|>>|| No. 22498
A fairly large part of the cost of any car is the up-front cost of design and of setting up a production line. Launching a new family car can cost the best part of £500m before you've even built a single production vehicle. Platform sharing (using the same basic design for many different models) is vital in the modern motor industry, by spreading that up-front cost across more vehicles sold. You also make big gains in terms of distribution and servicing, because the same spare parts can be used across many different cars.
For example, (excluding the i series) BMW only really make four cars, they just dress them up differently - one Mini platform, a small car (1/X1/2/3 series) a large car (4/5/6/7 series and Rolls Royce) and their crossover SUVs. The only real difference between the cars in each group are the bodyshells, interior trim and some minor component changes to adjust ride height, with the mechanicals underneath being essentially identical. They plan to consolidate that to just two platforms by 2017. BMW have many technology-sharing deals with other companies - selling engine packages to smaller manufacturers, swapping engine and electronics technology with Mercedes and so on.

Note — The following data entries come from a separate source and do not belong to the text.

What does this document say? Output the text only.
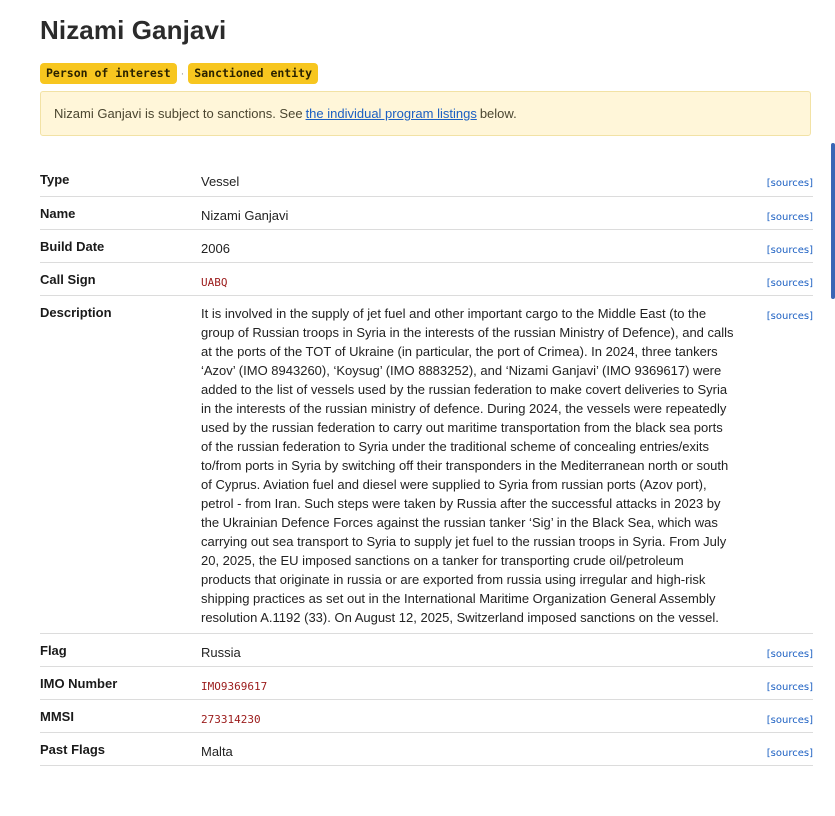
Nizami Ganjavi
Person of interest · Sanctioned entity
Nizami Ganjavi is subject to sanctions. See the individual program listings below.
Type	Vessel	[sources]
Name	Nizami Ganjavi	[sources]
Build Date	2006	[sources]
Call Sign	UABQ	[sources]
Description	It is involved in the supply of jet fuel and other important cargo to the Middle East (to the group of Russian troops in Syria in the interests of the russian Ministry of Defence), and calls at the ports of the TOT of Ukraine (in particular, the port of Crimea). In 2024, three tankers ‘Azov’ (IMO 8943260), ‘Koysug’ (IMO 8883252), and ‘Nizami Ganjavi’ (IMO 9369617) were added to the list of vessels used by the russian federation to make covert deliveries to Syria in the interests of the russian ministry of defence. During 2024, the vessels were repeatedly used by the russian federation to carry out maritime transportation from the black sea ports of the russian federation to Syria under the traditional scheme of concealing entries/exits to/from ports in Syria by switching off their transponders in the Mediterranean north or south of Cyprus. Aviation fuel and diesel were supplied to Syria from russian ports (Azov port), petrol - from Iran. Such steps were taken by Russia after the successful attacks in 2023 by the Ukrainian Defence Forces against the russian tanker ‘Sig’ in the Black Sea, which was carrying out sea transport to Syria to supply jet fuel to the russian troops in Syria. From July 20, 2025, the EU imposed sanctions on a tanker for transporting crude oil/petroleum products that originate in russia or are exported from russia using irregular and high-risk shipping practices as set out in the International Maritime Organization General Assembly resolution A.1192 (33). On August 12, 2025, Switzerland imposed sanctions on the vessel.	[sources]
Flag	Russia	[sources]
IMO Number	IMO9369617	[sources]
MMSI	273314230	[sources]
Past Flags	Malta	[sources]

VAG's big plan is to move to a single mega-platform for the majority of their cars. The MQB platform will provide the underpinnings for the next models of Polo, Beetle, Golf, Scirocco, Jetta, Tiguan, Touran, Sharan and Passat, all Skodas and Seats, and all front-wheel-drive Audis. They have figured out some very clever tricks to allow them to build cars of different wheelbase and track on the same production line.
Three other platforms will cover the rest of the range - NSF for very small city cars, MLB for front-engined Audis, Porsches and Bentleys, and MSB for mid- and rear-engined Porsches and Lamborghinis (and the Audi R8). Within the next five years, all VAG cars except the XL1 and the Veyron should be based on those four platforms. This is the main reason why buying up lots of brands would make sense for them - they could launch a completely new range for a brand at minimal cost, thanks to the flexibility of their platforms.